Then an unwanted visitor showed up: A casino barge, flung loose by Hurricane Katrina, landed atop a building. The facility was in shambles.
And Knight Foundation announced it will help complete the most significant structure, the gallery that exhibits Ohr's work. The building, made up of four 'pods' mirroring the twisted shape of Ohr's sculpture, will be named the John S. and James L. Knight Gallery.
From Bilbao to Los Angeles, Gehry's work has shown time and again the power of architecture to transform communities. The museum, bound to become a cultural draw for Mississippi, should be no exception.
As Knight Foundation's Dennis Scholl said as he made the announcement in Biloxi Thursday night: "The museum is the new benchmark for how to engage an audience on their own terms, allowing them to curate their own experience. Visitors to the Ohr-O'Keefe can choose to visit only the ceramics studio, and take a ceramics class. Or to come and visit the latest exhibit on Japanese pottery. Either way, it's up to the visitor to choose, a new and evolving idea."

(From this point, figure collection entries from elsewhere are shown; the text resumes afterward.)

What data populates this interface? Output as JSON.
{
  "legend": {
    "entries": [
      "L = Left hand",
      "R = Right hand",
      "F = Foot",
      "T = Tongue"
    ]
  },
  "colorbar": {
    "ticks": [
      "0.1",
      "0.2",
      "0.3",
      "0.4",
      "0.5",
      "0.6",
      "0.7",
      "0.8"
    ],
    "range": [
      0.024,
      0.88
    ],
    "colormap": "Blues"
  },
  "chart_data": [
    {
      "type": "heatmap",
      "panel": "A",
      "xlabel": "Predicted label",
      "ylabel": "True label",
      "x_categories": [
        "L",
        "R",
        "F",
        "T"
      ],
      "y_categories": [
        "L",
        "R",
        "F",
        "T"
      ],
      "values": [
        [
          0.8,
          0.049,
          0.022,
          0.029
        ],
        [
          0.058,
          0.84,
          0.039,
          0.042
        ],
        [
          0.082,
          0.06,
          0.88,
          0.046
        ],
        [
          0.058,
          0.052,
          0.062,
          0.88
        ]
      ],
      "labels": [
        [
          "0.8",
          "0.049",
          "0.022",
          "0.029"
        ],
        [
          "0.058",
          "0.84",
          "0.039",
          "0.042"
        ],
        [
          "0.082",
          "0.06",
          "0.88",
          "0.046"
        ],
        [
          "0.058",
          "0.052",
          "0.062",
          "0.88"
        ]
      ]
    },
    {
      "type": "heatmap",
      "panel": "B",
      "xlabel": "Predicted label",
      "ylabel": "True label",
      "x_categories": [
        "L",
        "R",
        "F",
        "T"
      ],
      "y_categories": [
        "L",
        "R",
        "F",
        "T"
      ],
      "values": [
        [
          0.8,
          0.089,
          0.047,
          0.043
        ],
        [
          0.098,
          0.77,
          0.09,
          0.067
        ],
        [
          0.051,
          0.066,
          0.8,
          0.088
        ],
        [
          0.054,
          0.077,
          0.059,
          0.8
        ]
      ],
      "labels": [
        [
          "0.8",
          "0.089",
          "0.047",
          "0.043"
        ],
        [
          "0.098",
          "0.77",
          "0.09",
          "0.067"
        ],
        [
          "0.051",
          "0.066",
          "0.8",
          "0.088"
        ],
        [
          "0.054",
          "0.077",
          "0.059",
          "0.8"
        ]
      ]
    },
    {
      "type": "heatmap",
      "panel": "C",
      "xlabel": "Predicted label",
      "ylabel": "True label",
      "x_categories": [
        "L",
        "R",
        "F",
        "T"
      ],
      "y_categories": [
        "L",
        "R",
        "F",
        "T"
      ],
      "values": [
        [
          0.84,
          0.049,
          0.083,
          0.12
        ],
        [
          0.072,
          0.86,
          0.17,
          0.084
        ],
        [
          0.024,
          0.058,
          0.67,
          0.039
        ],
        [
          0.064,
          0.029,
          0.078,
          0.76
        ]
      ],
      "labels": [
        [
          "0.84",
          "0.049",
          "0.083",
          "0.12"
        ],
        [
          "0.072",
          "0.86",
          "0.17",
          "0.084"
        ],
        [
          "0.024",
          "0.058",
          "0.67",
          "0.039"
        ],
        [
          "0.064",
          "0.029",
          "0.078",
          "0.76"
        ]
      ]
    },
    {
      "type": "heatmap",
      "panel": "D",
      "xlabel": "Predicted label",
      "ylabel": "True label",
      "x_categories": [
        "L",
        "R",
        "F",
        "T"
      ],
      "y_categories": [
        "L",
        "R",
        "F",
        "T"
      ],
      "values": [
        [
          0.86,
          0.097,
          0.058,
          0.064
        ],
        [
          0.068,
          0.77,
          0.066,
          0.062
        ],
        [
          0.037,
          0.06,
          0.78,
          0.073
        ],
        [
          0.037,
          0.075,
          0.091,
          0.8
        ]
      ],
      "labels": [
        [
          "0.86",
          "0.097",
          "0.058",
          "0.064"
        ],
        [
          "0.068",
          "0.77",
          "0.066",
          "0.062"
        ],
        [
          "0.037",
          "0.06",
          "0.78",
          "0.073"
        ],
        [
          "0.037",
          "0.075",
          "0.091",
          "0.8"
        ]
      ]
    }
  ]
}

It's a fitting tribute to George Ohr, a free spirit who called himself the Mad Potter of Biloxi. He dug his own clay from the Tchoutacabouffa River, is known for the paper-thin walls in his work, and having a great influence on 20th and 21st century American pottery.
He also had a sense of his value to the art world ' which he didn't keep secret, the Sun Herald reported.
'Someday, they will build a temple in my honor,' the paper said he told folks.